In this context, the tribunal observed that proceedings under PMLA are civil in nature: thus, they cannot escape from the moratorium imposed under Section 14 of IBC. This is also ratified by the legislative intent: whereby IBC is a later enactment, which contains a non-obstante clause in Section 238. Resultantly if since attachment proceedings are civil in nature: thus PMLA cannot be applied to the detriment of the third party; who has no involvement in the scheduled offence of money laundering—but rather is just an innocent secured creditor.26 Thus in view of the aforesaid, it is posited that once the moratorium period comes into effect, the proceedings under PMLA would automatically stay: And there could be no subsequent attachment of assets and properties of the corporate debtor.

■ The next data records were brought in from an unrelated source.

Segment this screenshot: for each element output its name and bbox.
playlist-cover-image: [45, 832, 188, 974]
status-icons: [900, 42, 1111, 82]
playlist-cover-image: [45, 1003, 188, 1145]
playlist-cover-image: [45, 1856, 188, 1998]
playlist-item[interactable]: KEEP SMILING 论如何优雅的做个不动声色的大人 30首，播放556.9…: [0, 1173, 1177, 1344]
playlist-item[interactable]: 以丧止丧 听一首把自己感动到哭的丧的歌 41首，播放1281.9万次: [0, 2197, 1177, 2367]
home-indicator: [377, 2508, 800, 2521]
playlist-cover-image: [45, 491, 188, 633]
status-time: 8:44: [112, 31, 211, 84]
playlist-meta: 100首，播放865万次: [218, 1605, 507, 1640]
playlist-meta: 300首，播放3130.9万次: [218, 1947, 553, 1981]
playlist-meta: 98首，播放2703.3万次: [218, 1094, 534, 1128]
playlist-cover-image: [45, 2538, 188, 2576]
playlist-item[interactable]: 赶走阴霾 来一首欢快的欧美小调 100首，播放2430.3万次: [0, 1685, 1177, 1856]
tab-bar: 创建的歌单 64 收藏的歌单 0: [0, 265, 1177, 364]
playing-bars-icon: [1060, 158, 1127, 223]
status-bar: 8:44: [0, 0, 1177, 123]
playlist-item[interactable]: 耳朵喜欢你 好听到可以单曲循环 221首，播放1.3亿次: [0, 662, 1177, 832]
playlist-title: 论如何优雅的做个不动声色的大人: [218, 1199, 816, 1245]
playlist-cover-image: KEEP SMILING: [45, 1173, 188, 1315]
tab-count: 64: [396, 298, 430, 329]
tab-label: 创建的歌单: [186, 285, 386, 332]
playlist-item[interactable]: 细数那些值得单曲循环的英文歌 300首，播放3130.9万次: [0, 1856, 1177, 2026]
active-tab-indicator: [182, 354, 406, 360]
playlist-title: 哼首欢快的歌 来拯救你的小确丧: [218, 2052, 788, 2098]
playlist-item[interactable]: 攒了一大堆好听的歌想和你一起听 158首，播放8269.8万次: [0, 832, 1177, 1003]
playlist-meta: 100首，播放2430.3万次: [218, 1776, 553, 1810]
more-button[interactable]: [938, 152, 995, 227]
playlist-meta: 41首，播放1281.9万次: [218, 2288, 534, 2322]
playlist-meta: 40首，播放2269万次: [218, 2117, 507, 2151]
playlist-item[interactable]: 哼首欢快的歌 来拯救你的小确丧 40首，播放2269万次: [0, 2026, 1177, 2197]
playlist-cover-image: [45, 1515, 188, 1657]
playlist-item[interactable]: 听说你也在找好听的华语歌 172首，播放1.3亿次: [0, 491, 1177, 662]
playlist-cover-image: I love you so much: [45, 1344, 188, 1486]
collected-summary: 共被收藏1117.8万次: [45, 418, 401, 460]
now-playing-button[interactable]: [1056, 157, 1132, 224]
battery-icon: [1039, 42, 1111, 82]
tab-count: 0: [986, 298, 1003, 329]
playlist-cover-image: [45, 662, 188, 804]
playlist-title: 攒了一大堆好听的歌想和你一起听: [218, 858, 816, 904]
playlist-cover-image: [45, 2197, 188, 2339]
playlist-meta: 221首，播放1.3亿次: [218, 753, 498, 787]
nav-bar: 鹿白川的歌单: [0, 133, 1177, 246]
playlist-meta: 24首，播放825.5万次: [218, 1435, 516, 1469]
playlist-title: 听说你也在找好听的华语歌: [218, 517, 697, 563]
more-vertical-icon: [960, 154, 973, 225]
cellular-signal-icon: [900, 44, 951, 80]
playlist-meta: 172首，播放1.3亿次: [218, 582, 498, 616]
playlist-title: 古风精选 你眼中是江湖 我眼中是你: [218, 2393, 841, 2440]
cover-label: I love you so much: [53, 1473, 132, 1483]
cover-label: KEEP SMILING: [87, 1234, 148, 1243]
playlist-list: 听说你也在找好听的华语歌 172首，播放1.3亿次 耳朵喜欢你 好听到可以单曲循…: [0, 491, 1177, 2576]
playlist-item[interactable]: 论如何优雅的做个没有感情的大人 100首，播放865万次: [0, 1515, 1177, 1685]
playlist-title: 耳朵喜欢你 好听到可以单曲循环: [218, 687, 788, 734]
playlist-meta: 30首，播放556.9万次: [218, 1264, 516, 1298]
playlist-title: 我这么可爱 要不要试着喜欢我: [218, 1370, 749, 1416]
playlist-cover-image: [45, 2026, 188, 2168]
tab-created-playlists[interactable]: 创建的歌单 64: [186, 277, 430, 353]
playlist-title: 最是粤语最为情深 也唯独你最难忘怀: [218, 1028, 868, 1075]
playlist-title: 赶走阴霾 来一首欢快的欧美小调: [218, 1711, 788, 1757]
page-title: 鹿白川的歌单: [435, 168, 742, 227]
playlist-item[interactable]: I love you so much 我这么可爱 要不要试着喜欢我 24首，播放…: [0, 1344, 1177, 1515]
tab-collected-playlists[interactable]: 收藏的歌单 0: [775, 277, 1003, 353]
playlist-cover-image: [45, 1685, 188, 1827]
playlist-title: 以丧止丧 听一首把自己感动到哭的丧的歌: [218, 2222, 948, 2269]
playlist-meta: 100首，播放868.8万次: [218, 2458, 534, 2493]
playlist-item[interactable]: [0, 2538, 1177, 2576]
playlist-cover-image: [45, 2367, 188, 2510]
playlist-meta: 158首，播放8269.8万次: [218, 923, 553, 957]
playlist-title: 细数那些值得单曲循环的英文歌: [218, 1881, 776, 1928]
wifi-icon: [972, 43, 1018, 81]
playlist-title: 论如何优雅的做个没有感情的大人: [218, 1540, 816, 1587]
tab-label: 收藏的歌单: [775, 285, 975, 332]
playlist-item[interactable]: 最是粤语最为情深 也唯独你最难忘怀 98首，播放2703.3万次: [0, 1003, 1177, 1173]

After analysing the scope of moratorium and highlighting legislative wisdom behind it, I argued in this paper that the scope of Section 14(1) of IBC is wide enough to cover the attachment proceedings under PMLA. In this regard, I examined the controlling precedents and with the canons of statutory interpretation, concluded that, when a moratorium period commences under IBC: all debt recovery actions, including actions commenced under PMLA, would standstill. This is because there could not be any additional stress on the business during IRP by instituting or continuing civil actions against the corporate entity. Which amongst includes money related suits. Since the confiscation and attachment of properties under PMLA is for the purpose of settling the beneficiaries dues; thus it falls within the broad contours of money suits under IBC — ergo moratorium would apply!